In 2004, AIDC announced that its business priorities had shifted from the civil to military aviation. At the same time, Aero Vodochody's upper management experienced a similar shift in their business priorities. Aero management's declining interest led to the cancellation of eighty advance orders for the Ae270 aircraft.

=== Certification ===

Airworthiness was certified by the Czech Civil Aviation Authority permitting training and aerial work, including commencement of commercial use. EASA certification completed on December the 12th 2005. The FAA certificate was received on 24 February 2006.
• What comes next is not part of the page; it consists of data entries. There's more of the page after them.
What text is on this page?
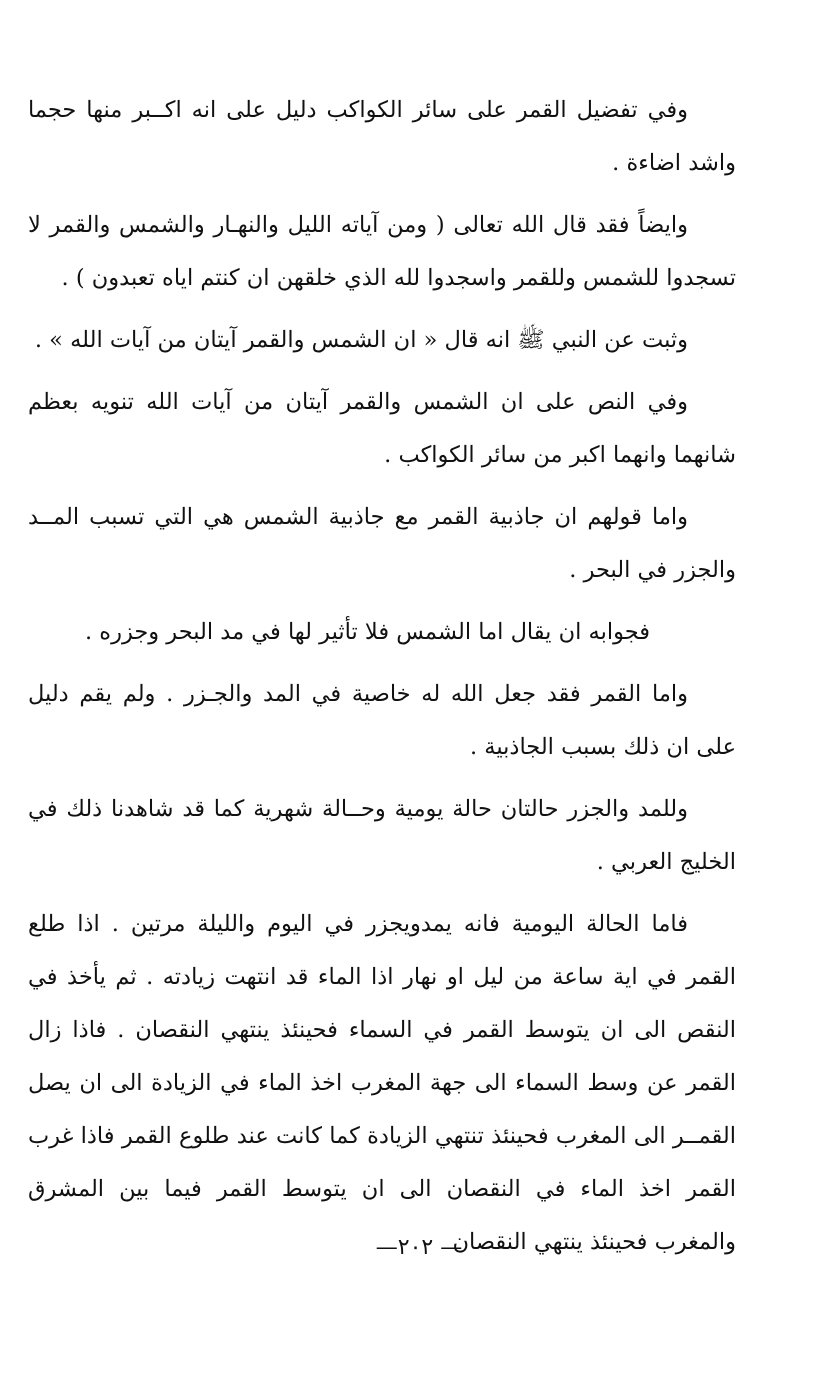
وفي تفضيل القمر على سائر الكواكب دليل على انه اكــبر منها حجما واشد اضاءة .

وايضاً فقد قال الله تعالى ( ومن آياته الليل والنهـار والشمس والقمر لا تسجدوا للشمس وللقمر واسجدوا لله الذي خلقهن ان كنتم اياه تعبدون ) .

وثبت عن النبي ﷺ انه قال « ان الشمس والقمر آيتان من آيات الله » .

وفي النص على ان الشمس والقمر آيتان من آيات الله تنويه بعظم شانهما وانهما اكبر من سائر الكواكب .

واما قولهم ان جاذبية القمر مع جاذبية الشمس هي التي تسبب المــد والجزر في البحر .

فجوابه ان يقال اما الشمس فلا تأثير لها في مد البحر وجزره .

واما القمر فقد جعل الله له خاصية في المد والجـزر . ولم يقم دليل على ان ذلك بسبب الجاذبية .

وللمد والجزر حالتان حالة يومية وحــالة شهرية كما قد شاهدنا ذلك في الخليج العربي .

فاما الحالة اليومية فانه يمدويجزر في اليوم والليلة مرتين . اذا طلع القمر في اية ساعة من ليل او نهار اذا الماء قد انتهت زيادته . ثم يأخذ في النقص الى ان يتوسط القمر في السماء فحينئذ ينتهي النقصان . فاذا زال القمر عن وسط السماء الى جهة المغرب اخذ الماء في الزيادة الى ان يصل القمــر الى المغرب فحينئذ تنتهي الزيادة كما كانت عند طلوع القمر فاذا غرب القمر اخذ الماء في النقصان الى ان يتوسط القمر فيما بين المشرق والمغرب فحينئذ ينتهي النقصان

— ٢٠٢—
=== Programme suspension ===

During 2008 the project was suspended, jigs and tools removed and 3 unfinished fuselages (including fatigue test prototype 0004) were moved to the Air Park Zruč u Plzně museum. In July 2011, Aero Vodochody stated that the Ae-270 Ibis/Spirit program (including know-how, jigs and tools) would be sold to Belarus, where serial production was planned to start in 2015.

Aircraft Integrated Solutions, a British aviation engineering company based in Manchester, announced in August 2016 that it would restart the programme after its intellectual property and rights as well as European and US type certificates were acquired by its parent, Lebanese investment house COPS.